Zorbalık davranışı oluştuktan sonra çalışmaların yapıldığını ancak önleyici faaliyetlerin önemli olduğunu vurgulayan Doç. Dr. Bilgin, şöyle konuştu:
"Evde, mahallede saldırgan davranış çocuğumuzda gözlemliyorsak risk teşkil eden bir durum. Sürekli bir karşı gelme, öğretmene, anne babaya karşı tavırlar, farklı olana karşı bir tahammülsüzlüğü ve çabuk öfkelenme durumu varsa zorbalık için potansiyelden bahsedebiliriz. Zorbalığın altında da kendini üstün görme, gösterme çabası yatıyor. Aileler bu noktada kesinlikle empati becerisini arttıracaklar. Cezalandırmadan, eleştirmeden, yargılamadan konuşacaklar ve iyi bir gözlemci olacaklar. Ailenin şüpheleri devam ederse iyi bir gözlem yaptıktan sonra okulda psikolojik danışmanından destek alabilir."
'ÇOCUKTAKİ DAVRANIŞ DEĞİŞİKLİKLERİNİ İYİ GÖZLEMLEMİZ GEREKİYOR'
Doç.
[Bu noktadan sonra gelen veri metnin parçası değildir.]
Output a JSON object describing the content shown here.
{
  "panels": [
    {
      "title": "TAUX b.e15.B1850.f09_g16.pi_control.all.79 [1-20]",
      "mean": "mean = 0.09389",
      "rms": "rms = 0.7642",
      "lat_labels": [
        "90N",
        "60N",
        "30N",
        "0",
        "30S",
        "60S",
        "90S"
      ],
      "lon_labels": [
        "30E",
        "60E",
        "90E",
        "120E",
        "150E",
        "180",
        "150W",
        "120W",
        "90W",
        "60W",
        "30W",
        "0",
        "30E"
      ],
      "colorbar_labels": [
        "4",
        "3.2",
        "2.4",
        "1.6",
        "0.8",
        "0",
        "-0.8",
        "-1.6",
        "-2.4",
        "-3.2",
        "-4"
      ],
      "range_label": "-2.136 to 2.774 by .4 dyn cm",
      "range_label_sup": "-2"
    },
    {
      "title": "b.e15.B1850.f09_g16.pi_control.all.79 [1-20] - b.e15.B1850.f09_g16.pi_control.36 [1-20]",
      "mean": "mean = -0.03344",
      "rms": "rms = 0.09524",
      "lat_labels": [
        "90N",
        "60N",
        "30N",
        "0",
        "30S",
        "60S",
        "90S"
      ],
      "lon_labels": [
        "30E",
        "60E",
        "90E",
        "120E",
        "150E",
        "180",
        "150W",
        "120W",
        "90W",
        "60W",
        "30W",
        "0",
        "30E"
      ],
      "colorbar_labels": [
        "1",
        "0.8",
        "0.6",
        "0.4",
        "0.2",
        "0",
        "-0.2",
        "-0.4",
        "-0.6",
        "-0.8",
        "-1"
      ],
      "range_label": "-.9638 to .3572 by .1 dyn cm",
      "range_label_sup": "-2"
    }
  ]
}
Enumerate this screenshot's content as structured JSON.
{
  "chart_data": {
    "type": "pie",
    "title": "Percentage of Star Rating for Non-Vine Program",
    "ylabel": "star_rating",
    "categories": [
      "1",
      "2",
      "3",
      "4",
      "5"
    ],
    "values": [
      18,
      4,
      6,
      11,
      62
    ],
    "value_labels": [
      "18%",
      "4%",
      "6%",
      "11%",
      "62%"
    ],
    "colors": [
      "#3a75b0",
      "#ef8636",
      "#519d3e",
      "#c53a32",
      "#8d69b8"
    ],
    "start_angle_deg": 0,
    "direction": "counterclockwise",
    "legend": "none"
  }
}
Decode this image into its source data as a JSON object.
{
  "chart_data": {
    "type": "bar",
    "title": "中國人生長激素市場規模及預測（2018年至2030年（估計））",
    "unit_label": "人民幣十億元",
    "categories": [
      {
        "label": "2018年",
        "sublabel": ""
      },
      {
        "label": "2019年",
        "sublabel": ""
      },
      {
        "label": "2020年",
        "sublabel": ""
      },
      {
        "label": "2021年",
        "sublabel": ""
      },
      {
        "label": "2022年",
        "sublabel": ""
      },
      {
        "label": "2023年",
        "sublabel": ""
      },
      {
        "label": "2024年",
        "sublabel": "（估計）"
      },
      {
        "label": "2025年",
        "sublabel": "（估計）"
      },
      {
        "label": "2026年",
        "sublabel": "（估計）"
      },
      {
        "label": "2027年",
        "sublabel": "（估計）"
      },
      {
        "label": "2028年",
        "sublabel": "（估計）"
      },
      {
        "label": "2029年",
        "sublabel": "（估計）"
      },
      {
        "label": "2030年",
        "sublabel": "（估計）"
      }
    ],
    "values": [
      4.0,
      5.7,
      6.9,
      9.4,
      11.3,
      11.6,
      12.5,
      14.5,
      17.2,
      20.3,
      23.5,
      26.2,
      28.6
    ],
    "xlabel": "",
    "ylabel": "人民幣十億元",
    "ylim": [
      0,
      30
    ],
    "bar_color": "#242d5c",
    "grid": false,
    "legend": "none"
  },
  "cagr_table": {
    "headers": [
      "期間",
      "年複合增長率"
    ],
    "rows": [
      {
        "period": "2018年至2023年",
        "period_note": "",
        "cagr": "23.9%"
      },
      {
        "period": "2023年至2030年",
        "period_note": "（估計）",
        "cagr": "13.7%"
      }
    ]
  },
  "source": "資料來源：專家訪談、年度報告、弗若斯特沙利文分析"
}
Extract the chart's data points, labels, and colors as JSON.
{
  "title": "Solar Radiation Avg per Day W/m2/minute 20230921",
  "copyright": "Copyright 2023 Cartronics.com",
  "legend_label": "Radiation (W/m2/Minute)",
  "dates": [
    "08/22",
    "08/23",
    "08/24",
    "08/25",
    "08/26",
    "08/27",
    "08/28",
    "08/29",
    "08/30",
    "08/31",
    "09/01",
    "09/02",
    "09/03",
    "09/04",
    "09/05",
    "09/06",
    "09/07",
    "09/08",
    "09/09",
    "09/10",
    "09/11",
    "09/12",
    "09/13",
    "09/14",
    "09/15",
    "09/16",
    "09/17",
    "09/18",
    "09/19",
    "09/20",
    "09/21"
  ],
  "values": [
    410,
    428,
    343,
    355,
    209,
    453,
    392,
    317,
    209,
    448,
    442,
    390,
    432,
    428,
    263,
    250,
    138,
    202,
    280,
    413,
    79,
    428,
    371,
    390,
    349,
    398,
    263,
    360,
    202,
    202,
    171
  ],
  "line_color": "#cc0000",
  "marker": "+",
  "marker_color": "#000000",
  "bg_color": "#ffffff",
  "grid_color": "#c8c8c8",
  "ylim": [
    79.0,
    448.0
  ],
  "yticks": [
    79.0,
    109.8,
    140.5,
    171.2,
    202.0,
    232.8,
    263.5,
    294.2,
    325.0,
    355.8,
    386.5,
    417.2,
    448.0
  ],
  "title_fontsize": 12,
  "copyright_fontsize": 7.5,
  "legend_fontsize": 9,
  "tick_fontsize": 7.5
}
Dr. Bilgin, akran zorbalığının nasıl anlaşılabileceğini ise şöyle açıkladı:
"Çocuğun zorbalığa maruz kaldığını okula gitmeme isteğinden anlayabiliriz. İkincisi sebepsiz ağlama krizleri, üçüncüsü psikolojinin bedene yansıması; baş ağrısı, mide bulantısı gibi olabilir, çocuk içe kapanabilir, eskiden keyif aldığı aktivitelerde bulunmama isteği olabilir. Duygusal belirtiler olabilir. Çocuktaki davranış değişikliklerini iyi gözlemlememiz gerekiyor. Ailelere, öğretmenlere ve idareye görevler düşüyor.Öncelikle önleyici çalışmalar, zorbalığın olmasını, mağdur olmayı beklemeden bununla ilgili okullarda farkındalık çalışmaları düzenlenmesi gerekiyor. Tespit edildikten sonra çocuğa fiziksel cezalar vermek çözüm değil. Kurban çocuk ile zorbalık yapan çocuğa yapılacak çalışmalar farklı olsa da ortak olarak duygu konusunda çalışmalar yapmak lazım. Çocuğun empati becerisini, iletişim becerisini geliştirmek ve öz güven üzerine çalışmalar yapmamız gerekiyor.Aileden ve okuldan sert duruş bekliyoruz. Kesinlikle taviz vermeme, alttan almama, ciddi kural ve yaptırımlar koymalarını bekliyoruz. Burada kesinlikle fiziksel bir cezadan bahsetmiyorum ama katı kurallar koyulması gerekiyor. Çocuklarla eleştirmeden yargılamadan iletişim kurması gerekiyor."